Про всемирную войну говорили и раньше, будто бы скоро все начнут убивать друг друга, кто останется в живых - неведомо. Так написано в старых книгах.
Ну, у ребят свои дела. Не могут они без конца, по целым дням думать про взрослых. И взрослые теперь меньше думали о ребятах. Гриша с Яном скоро поняли это и смелей, без спросу, уходили в поле, в лес. Нашли в сосновом бору неизвестный овраг: к нему даже тропинок не было, никто там не бывал. Овраг поднимался к соснам рыжими песчаными краями. Мальчишки утыкали высокий край оврага колышками и, набрав в лесу камней, забрасывали снизу, со дна оврага, вражеское колышковое войско бомбами. А потом кидались на приступ, проваливались в зыбком песке, падали, подымались, в рукопашном бою брали крепость.
Случилось в те дни одно событие, которое оставило после себя памятную метку на большом Гришином пальце.
После долгого перерыва (впервые после беды с конем) мальчики встретились в саду с дочками Перфильевны.
Девчонки на этот раз не испугались. Они тащили к бревну, лежавшему у изгороди, большую доску. Старшая девочка деловито уложила доску серединой на бревно и скомандовала сестре:
- Садись на тот край, Ирочка!
Ян глядел на Ирочку не отрываясь. Гриша наконец заметил это и ткнул его в бок. Ян продолжал глядеть. Гриша рассердился и сказал громко:
- Ирочка - в носу дырочка!
- Тебя опять выдерут! - закричала старшая девочка. - Как в тот раз! - Она соскочила с доски. - Уходи отсюда!
Гриша в ответ просунул свою руку под доску:
- Не дам качаться.
Старшая девочка села на один край доски, младшая - на другой. Гриша не успел выдернуть руку, большой палец остался под доской. Девочки принялись качаться, как на качелях.
Гриша сжал зубы, молчал. Первым закричал Ян:
- Что вы делаете?
Когда девочки соскочили с доски, палец у Гриши был раздавлен, из-под синего ногтя зловеще капала кровь.
Он не заплакал. И сказал Яну:
- Из-за тебя.
Потом ноготь долго слезал с пальца, и Гриша каждый день показывал его Яну и вообще всем желающим, гордясь немножко своим увечьем.
Потом он спросил Яна:
- Зачем ты так долго глядел на нее?
Ян ответил застенчиво:
- Она красивая.
Гриша не стал дразнить друга. Раздумал. Ему как-то неловко стало…
…Вернулась из города Перфильевна веселая и громко сказала Пшечинским:
- Риго-Орловская дорога теперь больше не забастует, не-ет! Теперь сюда сколь хочешь солдат привезут.
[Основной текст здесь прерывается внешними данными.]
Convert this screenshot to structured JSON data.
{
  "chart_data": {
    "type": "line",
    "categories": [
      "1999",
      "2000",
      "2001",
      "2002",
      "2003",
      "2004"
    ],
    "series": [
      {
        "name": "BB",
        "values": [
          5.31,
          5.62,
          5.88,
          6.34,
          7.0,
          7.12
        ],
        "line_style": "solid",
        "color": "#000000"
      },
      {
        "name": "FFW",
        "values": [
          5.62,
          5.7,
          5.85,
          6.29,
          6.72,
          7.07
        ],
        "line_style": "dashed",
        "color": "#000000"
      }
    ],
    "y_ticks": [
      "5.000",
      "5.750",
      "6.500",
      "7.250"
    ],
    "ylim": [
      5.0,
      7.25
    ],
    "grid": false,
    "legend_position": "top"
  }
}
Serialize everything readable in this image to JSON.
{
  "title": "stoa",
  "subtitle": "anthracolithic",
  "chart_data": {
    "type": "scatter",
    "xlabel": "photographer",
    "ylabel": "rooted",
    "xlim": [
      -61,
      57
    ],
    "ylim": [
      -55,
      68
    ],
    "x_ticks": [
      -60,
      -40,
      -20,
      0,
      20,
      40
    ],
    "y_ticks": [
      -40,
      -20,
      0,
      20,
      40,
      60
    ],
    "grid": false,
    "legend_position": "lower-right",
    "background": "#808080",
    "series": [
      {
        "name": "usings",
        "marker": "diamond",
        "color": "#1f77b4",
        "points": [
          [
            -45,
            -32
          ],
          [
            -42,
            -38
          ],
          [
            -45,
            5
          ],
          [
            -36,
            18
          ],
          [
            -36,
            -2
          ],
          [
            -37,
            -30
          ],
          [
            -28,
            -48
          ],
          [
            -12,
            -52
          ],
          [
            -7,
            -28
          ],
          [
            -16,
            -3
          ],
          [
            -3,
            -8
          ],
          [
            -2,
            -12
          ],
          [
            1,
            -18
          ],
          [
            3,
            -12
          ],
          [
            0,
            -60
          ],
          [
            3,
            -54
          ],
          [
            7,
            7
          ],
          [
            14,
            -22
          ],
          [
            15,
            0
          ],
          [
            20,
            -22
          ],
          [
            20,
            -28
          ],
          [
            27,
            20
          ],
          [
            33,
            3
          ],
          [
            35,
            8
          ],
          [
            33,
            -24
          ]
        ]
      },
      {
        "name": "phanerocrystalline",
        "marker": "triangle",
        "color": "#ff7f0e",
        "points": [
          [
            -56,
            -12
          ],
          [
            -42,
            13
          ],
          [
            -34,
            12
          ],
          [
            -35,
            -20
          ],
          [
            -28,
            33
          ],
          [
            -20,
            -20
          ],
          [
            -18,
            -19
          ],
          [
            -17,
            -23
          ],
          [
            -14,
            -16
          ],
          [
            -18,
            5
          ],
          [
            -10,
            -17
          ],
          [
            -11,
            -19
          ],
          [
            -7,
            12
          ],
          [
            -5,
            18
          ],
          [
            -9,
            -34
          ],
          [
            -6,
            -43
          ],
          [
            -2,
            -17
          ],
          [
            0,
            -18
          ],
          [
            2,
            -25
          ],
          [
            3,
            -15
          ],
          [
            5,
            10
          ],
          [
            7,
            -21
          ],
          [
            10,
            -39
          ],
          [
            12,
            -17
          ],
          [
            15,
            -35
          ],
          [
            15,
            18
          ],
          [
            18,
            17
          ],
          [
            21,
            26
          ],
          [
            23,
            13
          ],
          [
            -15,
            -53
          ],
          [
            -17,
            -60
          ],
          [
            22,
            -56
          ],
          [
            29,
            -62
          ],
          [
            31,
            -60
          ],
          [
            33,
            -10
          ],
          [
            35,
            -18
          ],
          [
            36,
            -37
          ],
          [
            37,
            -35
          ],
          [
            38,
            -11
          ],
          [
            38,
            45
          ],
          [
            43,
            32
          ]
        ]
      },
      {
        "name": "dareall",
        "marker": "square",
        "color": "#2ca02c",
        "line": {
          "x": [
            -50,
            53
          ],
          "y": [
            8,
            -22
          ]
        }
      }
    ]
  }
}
Про забастовки Гриша слыхал. Рабочие говорили "баста" и бросали работу. Ловчей всего выходило это на железной дороге. Станут дороги, тогда царь как без рук: ни войск не подвезти, ни пушек, ни муки солдатам…
Беда! Не продержались, значит, рабочие, кончили бастовать. Ну, ничего, соберутся с силами - еще забастуют, рано Перфильевна радуется.
Прошло несколько дней - появился и Дамберг с фотографическим аппаратом. Он снимал семейство помещицы вместе с гувернанткой в саду, у цветочной клумбы, потом на ступеньках крыльца, потом у сажалки.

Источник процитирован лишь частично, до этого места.